# alrighty got a Carb question?:



## j2048b (Mar 10, 2014)

so im reading performance nutrition by thigpen and mcvey, im in the carb section in chap 2 and it states this:

we have enzymes present in our mouths
called amylases that break the bonds
between the glucose molecules. *This is why
when you do a carb depletion program and
then you eat a potato or rice, it tastes sweet
rather than bland, as it does when you are used
to eating carbs on a daily basis.*

ok so my question is this:

EVERY TIME I EAT RICE AND OR POTATOES OR EVEN OLD FASHIN OATS IN WATER, IT TASTES SWEET, so does this mean i might not be getting in enough carbs? im on a helios diet, and have been for ever, in one form or another, but EVERY single time i take in carbs they taste sweet, wether it be plain ol rolled oats in water, rice, any sort of potatoe etc... im just wondering if for some reason my body is holding onto the carbs like it is starving because hey maybe i might need more carbs? im taking in around 275 gr per day....and thats all i can say since it is a helio diet...

id ask sponge, but NO WAY am i doing something that stupid durring a time of durress such as he is currently going thru, NO WAY!

so i turn to the bros and sis's of the ugbb, whats ur take on it, might i need more carbs then what we first thought?

thanks
j20


----------



## DocDePanda187123 (Mar 10, 2014)

J20 said:


> so im reading performance nutrition by thigpen and mcvey, im in the carb section in chap 2 and it states this:
> 
> we have enzymes present in our mouths
> called amylases that break the bonds
> ...



No it doesn't necessarily mean you're lacking the enzymes nor lacking carbs. This isnt meant to be used as a metric or gauge intake. 275g is plenty of carbs. Your body doesn't need them at all since they're not an essential nutrient. The text you quoted is also highly subjective, what's sweet to you may not be sweet to others. If you're on a Spongy diet then I'm sure you're all good to go. It's not like you're too high or too low with carbs. 275g is a pretty moderate intake.


----------



## PillarofBalance (Mar 10, 2014)

Everyone can taste things such as salty sweet bitter etc at different parts per million. You are just sensitive to sweet.


----------



## j2048b (Mar 10, 2014)

Ok cool thanks doc and POB, appreciate it guys!


----------



## meat (Mar 10, 2014)

J20 said:


> so im reading performance nutrition by thigpen and mcvey, im in the carb section in chap 2 and it states this:
> 
> we have enzymes present in our mouths
> called amylases that break the bonds
> ...



Hey bro, every time I slipped into ketosis (by accident, not on purpose), I had the SAME thing happen to me. Do you have any keto strips?


----------



## j2048b (Mar 10, 2014)

meat said:


> Hey bro, every time I slipped into ketosis (by accident, not on purpose), I had the SAME thing happen to me. Do you have any keto strips?
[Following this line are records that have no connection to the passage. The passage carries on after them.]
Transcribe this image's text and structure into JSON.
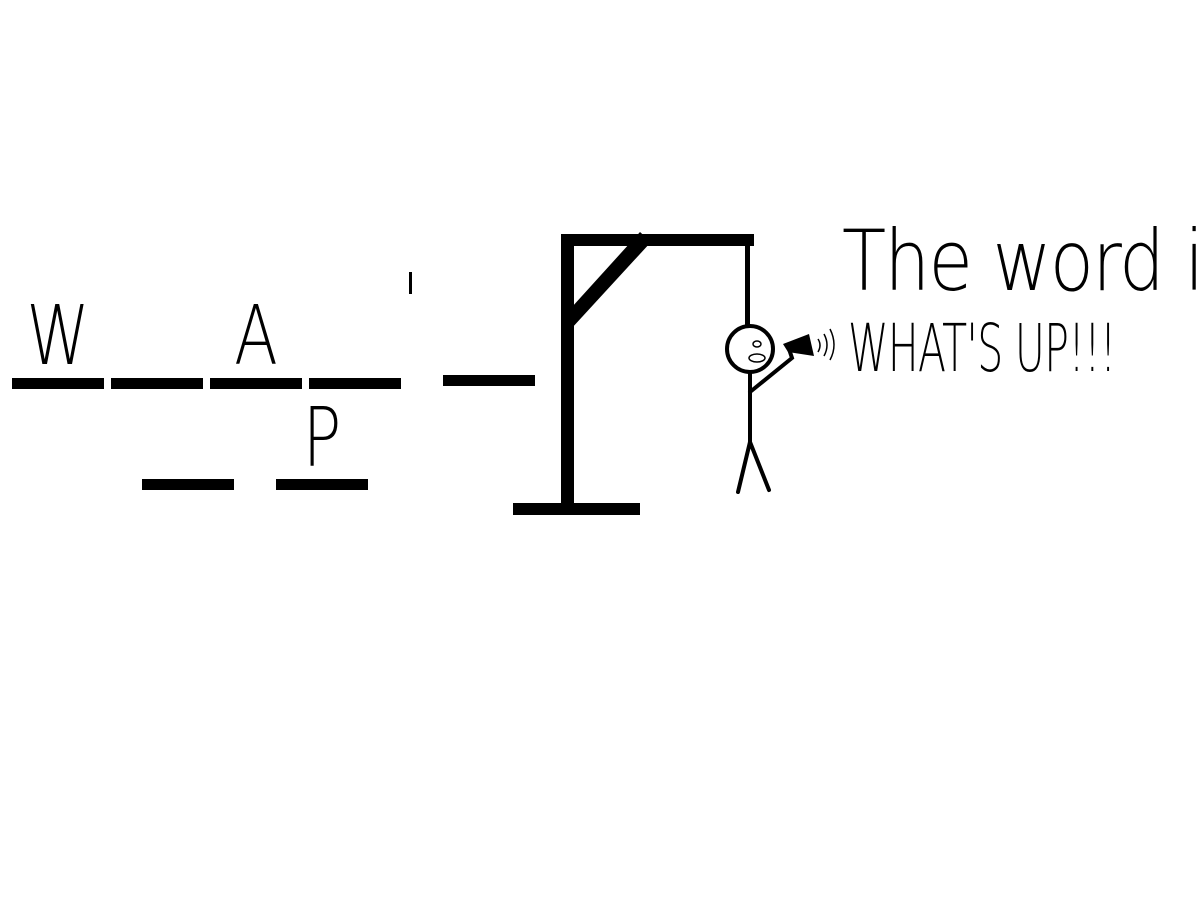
{
  "word_puzzle": {
    "letters": [
      "W",
      "",
      "A",
      "",
      "",
      "",
      "P"
    ]
  },
  "message": {
    "line1": "The word is",
    "line2": "WHAT'S UP!!!"
  }
}
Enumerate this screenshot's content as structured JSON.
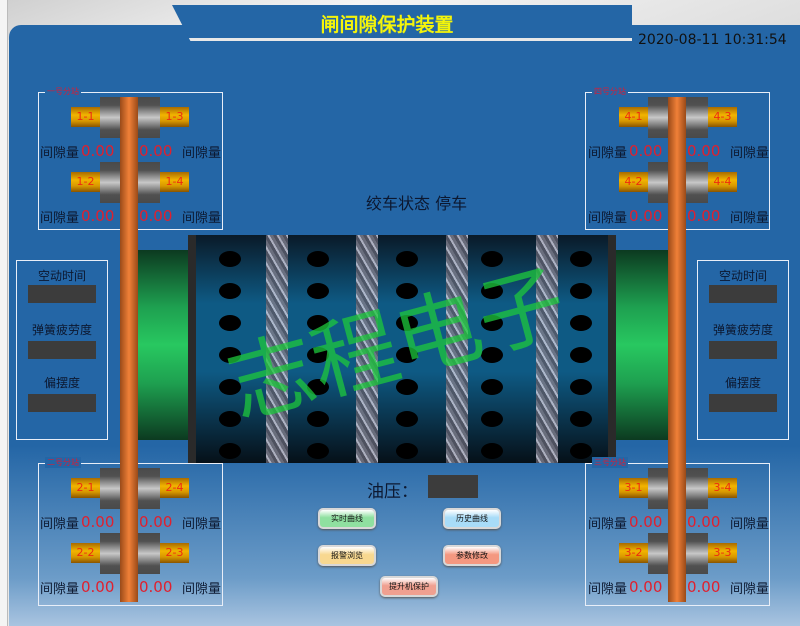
{
  "title": "闸间隙保护装置",
  "datetime": "2020-08-11 10:31:54",
  "winch_status": "绞车状态 停车",
  "gap_label": "间隙量",
  "groups": [
    {
      "id": "g1",
      "label": "一号分站",
      "pads": [
        "1-1",
        "1-3",
        "1-2",
        "1-4"
      ],
      "values": [
        "0.00",
        "0.00",
        "0.00",
        "0.00"
      ]
    },
    {
      "id": "g4",
      "label": "四号分站",
      "pads": [
        "4-1",
        "4-3",
        "4-2",
        "4-4"
      ],
      "values": [
        "0.00",
        "0.00",
        "0.00",
        "0.00"
      ]
    },
    {
      "id": "g2",
      "label": "二号分站",
      "pads": [
        "2-1",
        "2-4",
        "2-2",
        "2-3"
      ],
      "values": [
        "0.00",
        "0.00",
        "0.00",
        "0.00"
      ]
    },
    {
      "id": "g3",
      "label": "三号分站",
      "pads": [
        "3-1",
        "3-4",
        "3-2",
        "3-3"
      ],
      "values": [
        "0.00",
        "0.00",
        "0.00",
        "0.00"
      ]
    }
  ],
  "side_panel": {
    "idle_time": "空动时间",
    "spring_fatigue": "弹簧疲劳度",
    "deflection": "偏摆度"
  },
  "oil_pressure_label": "油压：",
  "buttons": {
    "realtime": "实时曲线",
    "history": "历史曲线",
    "alarm": "报警浏览",
    "params": "参数修改",
    "hoist": "提升机保护"
  },
  "colors": {
    "realtime": "#8fe0a0",
    "history": "#a8dcf8",
    "alarm": "#f8d890",
    "params": "#f49880",
    "hoist": "#f0a090"
  },
  "watermark": "志程电子"
}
I think my wife does, but i dont believe it would make sense if i "slipped into ketosis" because im a carb monster.... Eat them with almost every meal, oatmeal, bagels, 

Shoot maybe its the type im eating, white rice, white potatoes and sweet potatoes, old fashioned oats, some times a few items of junk,


----------



## DocDePanda187123 (Mar 10, 2014)

J20 said:


> I think my wife does, but i dont believe it would make sense if i "slipped into ketosis" because im a carb monster.... Eat them with almost every meal, oatmeal, bagels,
> 
> Shoot maybe its the type im eating, white rice, white potatoes and sweet potatoes, old fashioned oats, some times a few items of junk,



The type of carb won't affect you in terms of going into ketosis or not unless you had an intolerance to carbs/gluten and weren't processing them correctly but you'd experience other sides with that usually. It wk t hurt to try the strip though.


----------



## j2048b (Mar 10, 2014)

Yeah im gonna gotta find them first, but is it even possible to go into ketosis when ur eating carbs?


----------



## DocDePanda187123 (Mar 10, 2014)

J20 said:


> Yeah im gonna gotta find them first, but is it even possible to go into ketosis when ur eating carbs?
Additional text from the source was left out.